Akbelen Ormanı’ndaki ağaçların kesilmesi durumunda Bodrum’un susuz kalacağını söyleyen İkizköylülerin gönüllü avukatı İsmail Hakkı Atal ise şöyle konuştu:

“Mahkemeye, Anayasa Komitesi üyesi Prof. Dr. İbrahim Kaboğlu’nun, ‘Doğal kaynakların planlanması ve ülkenin bölünmez bütünlüğü’ çalışmasını, Türkiye Büyük Millet Meclisi’nin dokümanını sunacağız. Bu çalışma ve bilimsel kanıtlar, Akbelen Ormanı’nın yalnızca İkizköy’ün sıkıntısı olmadığını gösteriyor. Neden? Geçtiğimiz günlerde Bodrum Belediyesi, Orman Genel Müdürlüğü’ne bir dava açtı. 2013 yılında Beşli Çete’den Limak bu santrali satın almadan önce Türkiye Kömür İşletmeleri’nin yaptırdığı hidrojeoloji raporuna göre, Akbelen Ormanı giderse Bodrum susuz kalacak. Çünkü Akbelen Ormanı’nın yanı başındaki Karacahisar ve Çamköy alt su havzalarının suyu, Akbelen Ormanı’nın altındaki kömür yatağının bir blok olarak durması sayesinde Bodrum’a akıyor. Bu sayede Bodrum, Türkiye’ye yılda 5 milyar dolar turizm geliri kazandırıyor. Şu an Türkiye’nin ve Bodrum’un en önemli sıkıntılarından birisi, susuzluk. Bu nedenle Akbelen Ormanı yalnızca Akbelen’in, İkizköylülerin sorunu değildir.

“YENİKÖY TERMİK SANTRALİ 508 MİLYAR LİRA SIHHAT HARCAMASI YAPTIRMIŞ”

Mahkemenin ve tetikçi uzman heyetinin göz önüne almadığı, Avrupa Sıhhat ve Çevre Bilimi’nin raporu ne diyor? 1986’da işletmeye giren Yeniköy Termik Santrali, 35 yılda Türkiye Cumhuriyeti Devleti’ne 508 milyar lira sıhhat harcaması yaptırmış. 1993 yılında işletmeye giren Kemerköy Termik Santrali, 28 yılda Türkiye Cumhuriyeti Devleti’ne 260 milyar lira sıhhat harcaması yaptırmış, insanları öldürmüş, kanser etmiş, hasta etmiş, toprağı bitirmiş, kısırlaştırmış. Sonuç de bu iki termik santralin Türkiye’ye yıllık ortalama sıhhat maliyeti, bilimsel kanıtlara göre 23 milyar lira. Niçin? Beşli Çete’den Limak, yılda 200 milyon lira para kazansın diye.

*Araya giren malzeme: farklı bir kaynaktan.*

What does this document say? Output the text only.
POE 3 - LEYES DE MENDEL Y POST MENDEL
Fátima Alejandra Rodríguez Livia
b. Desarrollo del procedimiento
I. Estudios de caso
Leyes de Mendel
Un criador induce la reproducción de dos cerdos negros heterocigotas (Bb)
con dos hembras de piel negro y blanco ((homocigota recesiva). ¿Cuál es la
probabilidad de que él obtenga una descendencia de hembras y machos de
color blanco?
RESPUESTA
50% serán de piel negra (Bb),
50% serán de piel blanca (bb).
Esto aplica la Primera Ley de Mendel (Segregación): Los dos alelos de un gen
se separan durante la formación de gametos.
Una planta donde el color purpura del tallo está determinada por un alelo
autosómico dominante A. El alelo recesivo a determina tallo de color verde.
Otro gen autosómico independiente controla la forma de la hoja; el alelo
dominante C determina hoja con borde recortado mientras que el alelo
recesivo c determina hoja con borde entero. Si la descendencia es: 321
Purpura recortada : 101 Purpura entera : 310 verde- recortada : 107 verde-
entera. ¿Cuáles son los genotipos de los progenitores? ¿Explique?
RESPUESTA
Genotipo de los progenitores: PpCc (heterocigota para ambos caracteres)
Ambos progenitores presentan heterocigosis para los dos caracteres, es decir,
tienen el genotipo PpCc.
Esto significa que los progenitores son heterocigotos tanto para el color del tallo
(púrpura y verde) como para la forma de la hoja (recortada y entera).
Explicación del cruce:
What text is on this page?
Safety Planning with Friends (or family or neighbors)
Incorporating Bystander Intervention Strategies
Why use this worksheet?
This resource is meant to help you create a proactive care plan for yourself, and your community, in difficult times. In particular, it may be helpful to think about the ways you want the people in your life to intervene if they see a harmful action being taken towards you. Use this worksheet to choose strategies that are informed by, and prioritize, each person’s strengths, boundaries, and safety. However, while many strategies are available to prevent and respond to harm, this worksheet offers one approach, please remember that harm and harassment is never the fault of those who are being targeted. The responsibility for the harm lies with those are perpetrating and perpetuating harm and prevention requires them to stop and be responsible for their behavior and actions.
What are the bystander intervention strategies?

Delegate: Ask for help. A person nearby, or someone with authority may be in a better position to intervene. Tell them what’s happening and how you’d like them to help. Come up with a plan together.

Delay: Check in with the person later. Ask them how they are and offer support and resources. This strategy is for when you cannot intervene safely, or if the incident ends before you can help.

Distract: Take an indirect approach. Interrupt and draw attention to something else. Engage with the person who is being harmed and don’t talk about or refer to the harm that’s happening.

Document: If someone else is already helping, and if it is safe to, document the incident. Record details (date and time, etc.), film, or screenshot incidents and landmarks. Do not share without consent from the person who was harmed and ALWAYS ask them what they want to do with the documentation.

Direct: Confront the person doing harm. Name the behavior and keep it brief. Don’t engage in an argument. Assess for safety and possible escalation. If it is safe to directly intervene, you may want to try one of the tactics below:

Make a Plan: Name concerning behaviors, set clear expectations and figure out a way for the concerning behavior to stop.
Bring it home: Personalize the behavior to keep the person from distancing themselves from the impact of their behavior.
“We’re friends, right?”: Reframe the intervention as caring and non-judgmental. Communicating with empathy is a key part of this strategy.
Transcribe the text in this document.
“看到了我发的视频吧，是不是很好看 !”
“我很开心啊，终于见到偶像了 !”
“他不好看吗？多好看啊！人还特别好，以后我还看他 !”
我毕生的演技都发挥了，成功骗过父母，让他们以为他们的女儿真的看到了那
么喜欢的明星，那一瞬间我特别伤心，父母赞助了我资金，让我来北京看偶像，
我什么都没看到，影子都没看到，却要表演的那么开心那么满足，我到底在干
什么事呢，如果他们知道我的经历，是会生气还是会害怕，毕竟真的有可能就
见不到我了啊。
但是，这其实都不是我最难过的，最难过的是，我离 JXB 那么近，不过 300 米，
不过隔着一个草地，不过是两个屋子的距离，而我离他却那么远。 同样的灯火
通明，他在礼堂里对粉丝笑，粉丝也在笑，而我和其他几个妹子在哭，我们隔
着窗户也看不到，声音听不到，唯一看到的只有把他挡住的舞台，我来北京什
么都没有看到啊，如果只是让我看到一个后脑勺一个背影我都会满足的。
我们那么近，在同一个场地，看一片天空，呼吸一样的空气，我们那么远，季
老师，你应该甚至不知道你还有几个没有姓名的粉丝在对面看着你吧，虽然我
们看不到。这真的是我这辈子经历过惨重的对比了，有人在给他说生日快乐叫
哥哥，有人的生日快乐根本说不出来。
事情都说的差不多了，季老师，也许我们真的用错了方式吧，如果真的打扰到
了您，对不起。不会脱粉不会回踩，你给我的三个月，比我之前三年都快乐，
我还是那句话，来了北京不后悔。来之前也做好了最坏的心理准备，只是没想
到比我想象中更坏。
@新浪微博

“LİMAK TERMİK SANTRALİ KAPATILMALIDIR”

Anayasa’nın 10. hususu der ki ‘Kamu görevlileri, kanun önünde eşitlik unsuruna uygun davranmak zorundadır’. Hiçbir sınıfa imtiyaz tanınamaz. Buna Beşli Çete de dahildir. Münasebetiyle Anayasa’nın 10. unsuruna herkes uygun davranmak zorundadır. Bir avukat olarak ben de polis de jandarma da hakim de vali de kaymakam da. Devlete 2 yılda 20 milyar lira sıhhat harcaması yaptıran Limak, termik santrali kapatılmalıdır.”